Having had a short holiday in June my 3 boys had a little warm up run at Chepstow Horse Trials before heading off to Barbury International the following weekend. Billy and Bobby both performed well in their first ever CIC** with smart dressage tests, and smooth clear XC rounds (but I didn’t push them for the time) with both just being a bit ‘green’ over an into space jump into a quarry. Joey, who is a bit behind the other 2, went well in the Open Novice finishing 5th.
All 3 then went on to compete at Wilton, Billy and Bobby in the intermediate and Joey in his last ever novice, having upgraded to intermediate at Barbury. Bobby came 3rd. Billy was in the lead after the dressage but I decided not to push him fast XC because he had qualified for the British Novice Championships which were the following weekend at Gatcombe, and Joey came 8th.

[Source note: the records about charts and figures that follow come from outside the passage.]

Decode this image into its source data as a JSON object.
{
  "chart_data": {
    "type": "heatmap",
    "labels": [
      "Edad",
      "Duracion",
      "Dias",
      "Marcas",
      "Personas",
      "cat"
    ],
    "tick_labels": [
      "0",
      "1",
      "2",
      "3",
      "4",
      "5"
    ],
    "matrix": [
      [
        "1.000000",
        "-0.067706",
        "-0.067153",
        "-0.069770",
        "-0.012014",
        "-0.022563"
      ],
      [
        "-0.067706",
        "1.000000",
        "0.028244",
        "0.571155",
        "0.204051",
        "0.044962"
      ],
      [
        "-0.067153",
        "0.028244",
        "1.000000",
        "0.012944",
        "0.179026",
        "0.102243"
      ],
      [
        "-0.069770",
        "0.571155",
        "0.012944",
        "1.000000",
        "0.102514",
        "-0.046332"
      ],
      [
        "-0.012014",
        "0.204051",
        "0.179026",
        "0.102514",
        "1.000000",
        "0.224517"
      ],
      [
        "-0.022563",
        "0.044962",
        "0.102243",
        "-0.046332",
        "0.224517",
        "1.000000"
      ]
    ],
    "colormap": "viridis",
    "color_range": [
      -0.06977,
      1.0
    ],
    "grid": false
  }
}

Sadly for us Gatcombe turned out to be a complete disaster! For the first time ever, in the whole of my 40 years of eventing, I missed my dressage. This was due to an accident on the M5, which turned our 3 hour journey from home to Gatcombe into over 7 hours. We even had a police escort help us past another 2 hours of gridlocked traffic. Unfortunately, we arrived after the dressage for the British Novice Champs had finished, so that was the end of that for Billy and I 🙁
Luckily, I managed to get a late entry into Aston Le Walls a few days later, we were pleased that Billy came 2nd in the intermediate, a slight compensation!
Bicton CIC** is all of their next runs.
During their summer break the horses have their 6 monthly ‘flu boosters. They are out day and night, except if they are getting too fat they come in for either the night or day to curb their waistline! The only food they have is half a scoop of Baileys balancer. I love them to have no rugs on at all if possible, but if the flies are around they have Bucas flysheets and masks on, or if it is rainy they wear a thin Bucas waterproof rug.
Our yard sticks to a rigorous worming programme using Equest in the summer and winter, and Pramox spring and autumn, with 3 monthly intervals between each dose.
Despite spraying the docks early this year they seemed to keep popping up everywhere, so am enjoying going round the paddocks with my Logic topper making it all look tidy.
We have had such an exciting time with 4 out of the 5 foals being born, the 5th and final one is due at the beginning of Sept. The recipient (surrogate) mares from the Beaufort Embryo Centre, have all been brilliant mothers. Two foals are Zara x Royaldik, two are Zara x Jaguar Mail, and one is Tess x Cevin Z. Newly born foals need to be checked that they are suckling well, that they pass their first lot of droppings (normally black and sticky), and that their limbs look straight and normal. It is important to check that the mare has passed all of her afterbirth.
We were delighted that 3 foals were born without any hiccups (belonging to Jane Del Missier, Emily’s owner), but one foal (my one… from Tess!) was born with contracted tendons, and the surrogate mare retained some of her afterbirth. They were in the stables for a couple of days, whilst our vet treated the mare, and injected the foal with a drug which helped to relax the tendons. Sure enough, in a couple of days the legs corrected themselves. Both mare and foal are doing well now, thankfully.
I let my goddaughter, Katie Corbin, whose mother Annie had worked for me for 10 years during the ’80/‘90s, name my foal. She chose ‘Kings Belief’, with Barry being his stable name!